Why does this matter? I did some checking on Shlaes to see why her book, The Forgotten Man, was so important, why Toomey referenced it so frequently. I found a number of reviews of it. The popular press seemed to like it; the scholarly publications not so much. The Journal of Economic History (68, 2008, 325-328) says "Schlaes and many others sadly perpetuate this incorrect myth [of the New Deal as a Keynesian response to the Depression]. While JEH praises the books storytelling structure and calls it "a welcome addition to Great Depression scholarship" it says it is less successful as an "analysis of Roosevelt's New Deal economic policy..." Yet this was how Toomey was citing it. Labor History (50#2, 2008, 217-221), as one might expect, also does not like it, although the review does say the book was praised it the Wall St. Journal and Commentary. The review refers to her "ideologically driven bent" and her book as a "tract for unbridled self-interest." In the New Republic (Mar 18, 2009, pp. 38-42), the review states:
Now here is the extremely strange thing about the Forgotten Man: it does not really argue that the New Deal failed. In fact, Shlaes does not make any actual argument at all, though she does venture some bold claims, which she both fails to substantiate and contradicts elsewhere. Reviewing her book in the New York Times, David Leonhardt noted that Shlaes makes her arguments "mostly by implication." This is putting it kindly.
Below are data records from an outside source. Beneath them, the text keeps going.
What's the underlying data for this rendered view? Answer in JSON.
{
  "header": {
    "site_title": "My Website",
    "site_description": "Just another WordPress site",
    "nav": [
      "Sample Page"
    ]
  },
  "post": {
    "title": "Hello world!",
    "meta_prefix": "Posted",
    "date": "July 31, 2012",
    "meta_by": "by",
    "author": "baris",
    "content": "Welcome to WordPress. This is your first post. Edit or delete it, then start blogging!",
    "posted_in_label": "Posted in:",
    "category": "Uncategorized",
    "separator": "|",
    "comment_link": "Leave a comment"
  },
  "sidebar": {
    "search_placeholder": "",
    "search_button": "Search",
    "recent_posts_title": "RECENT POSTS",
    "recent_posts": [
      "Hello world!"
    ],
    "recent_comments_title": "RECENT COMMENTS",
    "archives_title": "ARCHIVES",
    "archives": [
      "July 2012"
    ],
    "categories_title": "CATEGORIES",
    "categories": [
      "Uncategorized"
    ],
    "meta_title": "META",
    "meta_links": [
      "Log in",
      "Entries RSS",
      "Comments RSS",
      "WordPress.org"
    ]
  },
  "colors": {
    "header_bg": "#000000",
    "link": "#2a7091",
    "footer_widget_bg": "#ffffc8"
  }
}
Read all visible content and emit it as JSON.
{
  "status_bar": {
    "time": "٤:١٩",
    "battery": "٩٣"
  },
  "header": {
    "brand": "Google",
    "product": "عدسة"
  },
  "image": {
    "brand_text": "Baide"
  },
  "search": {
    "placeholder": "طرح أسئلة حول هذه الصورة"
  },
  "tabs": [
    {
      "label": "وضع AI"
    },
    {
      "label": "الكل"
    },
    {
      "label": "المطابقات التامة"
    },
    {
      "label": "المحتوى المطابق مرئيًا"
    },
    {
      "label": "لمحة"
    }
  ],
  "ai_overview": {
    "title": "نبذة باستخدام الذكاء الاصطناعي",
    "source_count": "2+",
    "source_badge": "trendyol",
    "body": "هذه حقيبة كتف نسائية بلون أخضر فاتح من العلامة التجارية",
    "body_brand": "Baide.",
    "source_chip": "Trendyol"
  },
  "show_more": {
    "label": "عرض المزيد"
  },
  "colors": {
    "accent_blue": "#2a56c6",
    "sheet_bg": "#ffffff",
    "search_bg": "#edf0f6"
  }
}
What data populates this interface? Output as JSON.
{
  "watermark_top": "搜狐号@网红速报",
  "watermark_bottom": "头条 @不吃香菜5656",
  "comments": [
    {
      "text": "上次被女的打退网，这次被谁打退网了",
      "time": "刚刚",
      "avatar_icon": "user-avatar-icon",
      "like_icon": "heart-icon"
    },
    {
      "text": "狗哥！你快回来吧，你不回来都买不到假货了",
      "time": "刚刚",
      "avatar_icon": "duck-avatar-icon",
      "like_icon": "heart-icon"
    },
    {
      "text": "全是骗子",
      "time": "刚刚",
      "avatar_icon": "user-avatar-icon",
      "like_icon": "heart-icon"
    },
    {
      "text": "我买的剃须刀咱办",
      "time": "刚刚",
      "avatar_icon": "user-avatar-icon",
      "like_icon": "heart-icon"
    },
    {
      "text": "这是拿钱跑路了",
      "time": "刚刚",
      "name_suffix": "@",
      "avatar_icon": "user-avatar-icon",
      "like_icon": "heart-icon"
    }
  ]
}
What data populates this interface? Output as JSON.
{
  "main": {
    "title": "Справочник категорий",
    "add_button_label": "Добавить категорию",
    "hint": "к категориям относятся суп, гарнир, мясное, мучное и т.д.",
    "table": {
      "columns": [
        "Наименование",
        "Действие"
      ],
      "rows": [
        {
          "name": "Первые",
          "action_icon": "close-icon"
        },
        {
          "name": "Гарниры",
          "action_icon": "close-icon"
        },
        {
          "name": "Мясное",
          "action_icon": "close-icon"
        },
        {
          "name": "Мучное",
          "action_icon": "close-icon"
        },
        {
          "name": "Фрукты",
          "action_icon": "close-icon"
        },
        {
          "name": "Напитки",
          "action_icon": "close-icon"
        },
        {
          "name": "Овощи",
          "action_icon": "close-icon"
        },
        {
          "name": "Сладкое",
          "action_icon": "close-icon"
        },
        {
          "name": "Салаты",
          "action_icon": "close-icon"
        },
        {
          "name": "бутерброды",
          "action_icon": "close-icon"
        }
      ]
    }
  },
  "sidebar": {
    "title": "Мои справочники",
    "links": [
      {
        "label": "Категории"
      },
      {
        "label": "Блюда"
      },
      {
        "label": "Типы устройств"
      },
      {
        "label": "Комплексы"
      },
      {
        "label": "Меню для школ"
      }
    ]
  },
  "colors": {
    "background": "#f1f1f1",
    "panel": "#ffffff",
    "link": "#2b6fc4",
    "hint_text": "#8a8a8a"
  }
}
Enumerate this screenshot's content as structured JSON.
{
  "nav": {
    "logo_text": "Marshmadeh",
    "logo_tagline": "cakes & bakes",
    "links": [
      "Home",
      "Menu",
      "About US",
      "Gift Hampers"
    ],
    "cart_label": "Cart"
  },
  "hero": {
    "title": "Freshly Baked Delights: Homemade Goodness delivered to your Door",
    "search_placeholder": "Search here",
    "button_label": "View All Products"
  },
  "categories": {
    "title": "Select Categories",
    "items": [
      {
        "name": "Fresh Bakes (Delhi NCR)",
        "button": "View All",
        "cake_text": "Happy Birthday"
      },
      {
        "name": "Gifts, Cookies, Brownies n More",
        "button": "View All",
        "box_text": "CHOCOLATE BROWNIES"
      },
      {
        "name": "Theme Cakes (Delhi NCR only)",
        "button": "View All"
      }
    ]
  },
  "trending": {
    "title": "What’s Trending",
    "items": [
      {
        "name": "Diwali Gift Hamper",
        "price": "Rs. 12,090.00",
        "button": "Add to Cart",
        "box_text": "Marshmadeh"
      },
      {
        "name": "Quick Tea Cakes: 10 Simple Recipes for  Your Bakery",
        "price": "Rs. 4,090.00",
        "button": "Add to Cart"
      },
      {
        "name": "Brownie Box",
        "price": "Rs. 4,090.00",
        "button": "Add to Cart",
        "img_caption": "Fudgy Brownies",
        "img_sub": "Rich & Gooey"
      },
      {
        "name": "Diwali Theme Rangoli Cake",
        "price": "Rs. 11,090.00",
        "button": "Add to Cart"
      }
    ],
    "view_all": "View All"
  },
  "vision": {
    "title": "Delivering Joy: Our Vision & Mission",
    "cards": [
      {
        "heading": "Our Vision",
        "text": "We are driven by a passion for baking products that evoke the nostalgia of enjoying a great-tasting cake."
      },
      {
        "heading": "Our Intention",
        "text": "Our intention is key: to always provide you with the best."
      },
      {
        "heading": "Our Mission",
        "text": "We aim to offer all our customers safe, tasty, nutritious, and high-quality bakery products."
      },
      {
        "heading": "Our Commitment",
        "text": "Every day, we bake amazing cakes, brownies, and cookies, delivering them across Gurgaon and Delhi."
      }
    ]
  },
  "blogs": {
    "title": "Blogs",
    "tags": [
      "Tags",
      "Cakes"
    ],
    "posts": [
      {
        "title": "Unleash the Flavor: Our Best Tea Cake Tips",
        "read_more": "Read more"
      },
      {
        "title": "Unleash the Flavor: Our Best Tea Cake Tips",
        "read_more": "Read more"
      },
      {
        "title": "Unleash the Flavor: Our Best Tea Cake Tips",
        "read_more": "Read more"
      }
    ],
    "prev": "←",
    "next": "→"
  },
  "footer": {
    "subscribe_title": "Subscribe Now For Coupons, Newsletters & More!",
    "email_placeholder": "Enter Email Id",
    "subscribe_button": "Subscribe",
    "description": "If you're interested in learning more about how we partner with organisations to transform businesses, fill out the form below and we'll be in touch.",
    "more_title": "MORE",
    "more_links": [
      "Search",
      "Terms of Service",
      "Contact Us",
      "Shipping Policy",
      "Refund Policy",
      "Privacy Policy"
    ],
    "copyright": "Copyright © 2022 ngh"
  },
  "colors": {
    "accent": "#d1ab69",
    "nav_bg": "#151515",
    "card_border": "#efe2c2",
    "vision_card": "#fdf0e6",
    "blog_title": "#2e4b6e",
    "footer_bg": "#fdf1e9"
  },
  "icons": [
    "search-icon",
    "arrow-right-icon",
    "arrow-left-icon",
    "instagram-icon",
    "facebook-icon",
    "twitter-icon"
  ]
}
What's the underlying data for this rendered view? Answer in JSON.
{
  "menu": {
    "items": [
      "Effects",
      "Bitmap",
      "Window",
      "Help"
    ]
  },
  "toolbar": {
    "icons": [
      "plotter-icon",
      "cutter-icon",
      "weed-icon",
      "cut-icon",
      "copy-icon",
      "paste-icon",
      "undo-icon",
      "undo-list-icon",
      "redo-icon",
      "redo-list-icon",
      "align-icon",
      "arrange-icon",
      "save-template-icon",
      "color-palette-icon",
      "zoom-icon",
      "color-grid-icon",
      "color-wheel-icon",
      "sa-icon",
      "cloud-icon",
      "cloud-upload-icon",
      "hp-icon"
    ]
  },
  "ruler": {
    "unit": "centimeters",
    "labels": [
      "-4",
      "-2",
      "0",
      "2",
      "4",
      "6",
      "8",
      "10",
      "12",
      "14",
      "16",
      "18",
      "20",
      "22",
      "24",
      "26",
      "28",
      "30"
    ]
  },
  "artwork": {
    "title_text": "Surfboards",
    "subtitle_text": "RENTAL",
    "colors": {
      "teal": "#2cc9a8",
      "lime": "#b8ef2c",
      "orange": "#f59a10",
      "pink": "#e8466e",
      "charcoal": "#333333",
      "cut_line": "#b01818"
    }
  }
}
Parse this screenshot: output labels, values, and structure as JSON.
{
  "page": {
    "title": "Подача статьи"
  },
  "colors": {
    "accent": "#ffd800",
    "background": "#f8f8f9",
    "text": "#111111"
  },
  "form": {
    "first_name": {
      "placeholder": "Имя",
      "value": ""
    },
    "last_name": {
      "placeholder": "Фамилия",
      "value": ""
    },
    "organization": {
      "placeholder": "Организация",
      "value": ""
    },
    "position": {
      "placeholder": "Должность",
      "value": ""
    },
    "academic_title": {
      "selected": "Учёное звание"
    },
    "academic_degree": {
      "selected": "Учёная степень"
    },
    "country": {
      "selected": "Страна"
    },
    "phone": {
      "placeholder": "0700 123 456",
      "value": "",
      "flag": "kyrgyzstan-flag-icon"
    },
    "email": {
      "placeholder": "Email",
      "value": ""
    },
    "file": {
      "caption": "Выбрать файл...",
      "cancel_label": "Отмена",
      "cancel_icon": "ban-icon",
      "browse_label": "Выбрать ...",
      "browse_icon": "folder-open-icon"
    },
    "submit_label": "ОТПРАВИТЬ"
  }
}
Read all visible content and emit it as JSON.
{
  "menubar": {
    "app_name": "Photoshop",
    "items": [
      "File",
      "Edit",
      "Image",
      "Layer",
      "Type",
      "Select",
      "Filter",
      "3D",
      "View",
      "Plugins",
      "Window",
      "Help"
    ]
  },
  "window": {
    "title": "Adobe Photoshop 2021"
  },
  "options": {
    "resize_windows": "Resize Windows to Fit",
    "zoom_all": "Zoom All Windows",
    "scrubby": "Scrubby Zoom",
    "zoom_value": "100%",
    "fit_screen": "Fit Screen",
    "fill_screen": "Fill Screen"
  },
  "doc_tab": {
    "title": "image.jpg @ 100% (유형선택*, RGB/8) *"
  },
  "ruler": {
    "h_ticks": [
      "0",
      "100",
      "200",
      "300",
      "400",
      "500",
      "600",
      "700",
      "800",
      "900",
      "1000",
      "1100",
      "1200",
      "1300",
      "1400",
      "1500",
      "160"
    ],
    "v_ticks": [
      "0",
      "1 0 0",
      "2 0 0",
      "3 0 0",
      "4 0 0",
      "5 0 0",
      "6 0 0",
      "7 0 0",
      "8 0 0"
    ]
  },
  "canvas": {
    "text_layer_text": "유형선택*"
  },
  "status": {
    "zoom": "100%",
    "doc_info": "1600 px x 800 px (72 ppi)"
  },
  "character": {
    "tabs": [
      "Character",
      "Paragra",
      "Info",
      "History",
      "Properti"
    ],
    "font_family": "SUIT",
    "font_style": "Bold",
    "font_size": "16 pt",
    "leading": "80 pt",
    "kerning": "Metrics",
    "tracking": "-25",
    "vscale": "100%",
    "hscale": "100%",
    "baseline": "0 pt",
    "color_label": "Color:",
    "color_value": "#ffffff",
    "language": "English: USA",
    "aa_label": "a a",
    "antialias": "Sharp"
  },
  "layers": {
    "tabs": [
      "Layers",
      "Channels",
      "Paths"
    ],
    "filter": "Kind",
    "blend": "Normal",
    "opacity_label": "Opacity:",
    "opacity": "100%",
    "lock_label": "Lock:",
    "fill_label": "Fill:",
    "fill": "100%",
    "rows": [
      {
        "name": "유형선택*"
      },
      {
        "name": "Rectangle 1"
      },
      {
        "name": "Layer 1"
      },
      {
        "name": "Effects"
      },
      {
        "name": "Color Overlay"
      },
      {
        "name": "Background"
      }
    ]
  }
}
Shlaes introduces the book by asserting her thesis, but she barely even tries to demonstrate it.
American History (December 2007, 63-64) says Shlaes "makes no attempt to be balanced." The reviewer states "She cherry picks economic data to make her case ..." Even Commentary (Sept 2007, 72-77) has some reservations: "If it is true that New Deal policies were not so effective in ending the depression, it is also true that FDR's leadership was instrumental in maintaining the public's faith that the crisis could be met within the boundaries of traditional institutions."
Why does this matter? If Toomey is only reading and listening to people who agree with him he is only hearing half of the story. Each time he cuts the pie, to limit references to women in his book, to limit his sources to only those from a few conservative organizations or those whose thinking is like his own, he closes off part of the world. Eventually he ends up representing only a select few.